ONTAP – Why and why not to have one LIF per NFS volume

LIFs, or logical interfaces, are the interfaces from outside world to the storage of a NetApp system. There is a many to one relationship of LIFs to ports. From the early days of Clustered ONTAP, NetApp has given advice to have one LIF per datastore on VMware. There are more general purpose use-cases for this as well.

But it’s not always worth it.

The justification for a 1:1 LIF to volume mapping has been to allow a volume to move between nodes, and to move the LIF to the other node, to avoid indirect access for longer than a few moments.

Indirect access is when IP traffic comes into one node (for example N1), while the volume is on another node (say N2 – but it could be on another HA pair in another cluster). This means the data is pulled off disk on N2, goes over the cluster interconnect switching network, and then out of N1. This adds front end latency, and increases congestion on the cluster network, which in turn can delay cluster operations.

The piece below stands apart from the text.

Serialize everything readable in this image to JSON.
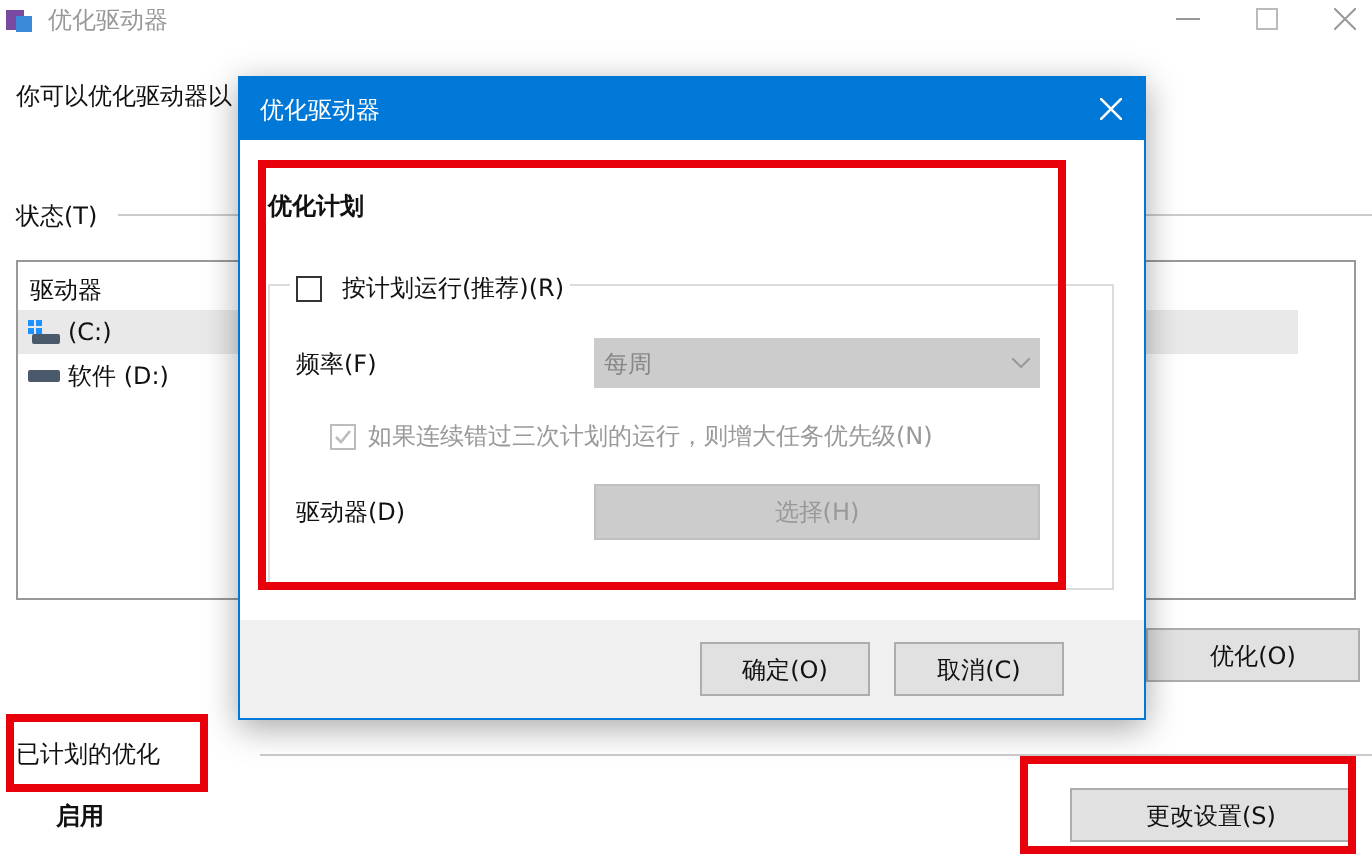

So, it seems like a good idea, right? Ok, if you have three datastores for VMware, for example – there are minimal overheads for having three IPs. But then – if you only have three datastores, how likely are you to move 1/3rd of the VMs from one node to the other? So that’s an argument for not doing it. But with 7 datastores, it’s much more likely to come up, and still, 7 to 10 IPs isn’t too bad. But if you have 50 datastores, it’s probably more than two nodes, so putting them all in place, managing the mapping datastores to LIFs.. there’s a lot of overhead.

Let’s have a look at WHY you might move a volume:

  1. Aggregate full – no more aggregates on original home node
  2. Controller CPU/IO high – balance workloads to another controller
  3. Equipment replacement – Moving off old equipment onto new equipment

In the third case, indirect access is ok, because it is temporary, so there’s no need for additional LIFs for that. For the other two cases, especially for VMware, there’s always the options of doing a storage vMotion to move all the VMs. For non VM workloads, it’s obviously going to be a different scenario – so the decision to weigh up is – how often do you as an admin think you’ll need to move only one or two volumes at a time? There is always an option of unmounting off a LIF on the source node and remounting from an IP on the destination.

So for my money – more than three datastores and less than ten, one LIF per datastore is probably fine. For anything else, I’d suggest just one NFS LIF per node (per SVM), and deal with preventing indirect access through other means. But I also don’t think it’s a “hard and fast” rule.

alex

3 thoughts on “ONTAP – Why and why not to have one LIF per NFS volume

  1. hi Alex
    Old article but curious how you suggest “preventing indirect access through other means?”

    Also my suggestion would be 2 LIFs per SVM (1 for each node)

    1. Hi! No worries at all for comment on an old article! Reminds me I need to update some stuff on here!

      Well, depending on the workload type, you might be able to change what IP the storage is being mounted on from the clients. This doesn’t work so great for vmware of course, but for other workloads it might.

      The downside of only going with one LIF per node (remember we can do 24 node NAS clusters 😉 is that you still tie the workload through that node. For many environments, this is absolutely fine!

      .. but I have dealt with several multi-petabyte vmware environments on NetApp, so my advice is aiming to cover the whole of the spectrum of use cases, which is why it’s not quite so clearcut.

      Hope this helps!

      1. Thank you Sir!
        Have not had the pleasure of working with multi-petabyte environments.
        I do always try to provide at least 2 ip’s per SVM to prevent indirect traffic warnings on VMware.
        Lots of storage admins I’ve met don’t seem to care and are happy to give out just one ip per svm.